あれ?膝小僧の怪我がいつの間にか治ってるなぁ。

『コレン』は漢方薬なの?


「おじさんありがとう。俺の名前はクザン、弟はルーナスだよ。」口の周りを拭いながらお兄ちゃんが答えた。


しかし、美味しいモノはやっぱり万能だな。すっかり気持ちがほぐれたところで詳しい事情を聞いたら。あっさり回答。

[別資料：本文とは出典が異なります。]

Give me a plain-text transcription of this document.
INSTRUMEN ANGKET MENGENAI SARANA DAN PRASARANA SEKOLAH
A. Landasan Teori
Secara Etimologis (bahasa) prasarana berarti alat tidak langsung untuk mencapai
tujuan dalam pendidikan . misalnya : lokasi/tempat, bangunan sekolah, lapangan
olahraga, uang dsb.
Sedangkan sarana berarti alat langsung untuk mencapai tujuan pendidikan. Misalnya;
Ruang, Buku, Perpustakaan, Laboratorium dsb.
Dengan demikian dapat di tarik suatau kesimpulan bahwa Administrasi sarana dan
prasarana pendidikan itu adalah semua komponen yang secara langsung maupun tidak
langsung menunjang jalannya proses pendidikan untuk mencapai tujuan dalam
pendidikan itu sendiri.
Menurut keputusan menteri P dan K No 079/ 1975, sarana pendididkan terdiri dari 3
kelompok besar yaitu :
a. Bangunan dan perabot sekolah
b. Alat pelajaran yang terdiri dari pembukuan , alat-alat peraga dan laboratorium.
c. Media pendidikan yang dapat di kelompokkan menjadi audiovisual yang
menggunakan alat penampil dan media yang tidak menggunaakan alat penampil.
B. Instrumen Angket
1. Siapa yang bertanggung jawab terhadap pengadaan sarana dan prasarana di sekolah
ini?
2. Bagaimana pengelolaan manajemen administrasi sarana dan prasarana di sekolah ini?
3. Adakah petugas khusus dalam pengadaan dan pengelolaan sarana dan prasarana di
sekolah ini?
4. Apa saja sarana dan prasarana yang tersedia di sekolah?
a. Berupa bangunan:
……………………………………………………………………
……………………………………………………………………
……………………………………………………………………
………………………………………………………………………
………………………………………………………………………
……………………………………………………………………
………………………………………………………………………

「僕たちの村はネスカ村って言うんだ。森の近くにあるんだよ。でも最近お父さんが変なこと言うから…」


「ん?どんな事かな?」


「村を出るしかないって。ゲンリヨウがないから作れないって。」


ゲンリヨウ?


「何を作るんだ?」


「そりゃもちろんザフだよ。お父さんの作るザフはとっても美味しいんだぁ!!」


ザフ??

うーん…。通訳が欲しいよ。こんな時レナトゥスが居てくれたら「呼んだか?」

「レナトゥス?!」


背後にピッタリ出現するの、やめてくれよ。ドッキリじゃないんだからさ!!


「主人よ。この子らは何だ?何処から連れて来てんだ?」


あ、懐いたと思ったらまた睨まれた。レナトゥスが突然現れるから。


「今友達になったんだよ、ね?クザンとルーナス兄弟だよ。ザフのゲンリヨウを探しているんだって。」


「ザフだと。ならば主人の言う牛の乳から作る菓子だな。」


ザフ万歳!!!

巨大牛いても、ソレを乳製品に変えてくれなきゃ使えないって困ってたんだ。なんてラッキー!!


「クザン、ルーナス。お父さんに紹介して下さい!!」


あ、色々説明すっ飛ばした。ダメだ…余計に二人の警戒感が増してるよ。


「クザンとやら。コレを見よ。」


「わっ!!コレ本物なの?」


「当然じゃ。だいたいコレを偽造出来るモノなどこの世界におらんわ。」


木札。そんなモノ偽造し放題な気がするけど…この際黙っておこう!!とにかく…。

ネスカ村へ行かなきゃ!!


「とにかくだ。二人を送っていくか。主人は家にかえ…る気はないな。では行くぞ。」

そう言うと二人を抱き抱えて転移した。もちろん、咄嗟にレナトゥスを掴んだ俺も一緒にね。



この時はこの出会いが俺の運命を大きく動かすなんて思ってもいなかったんだ。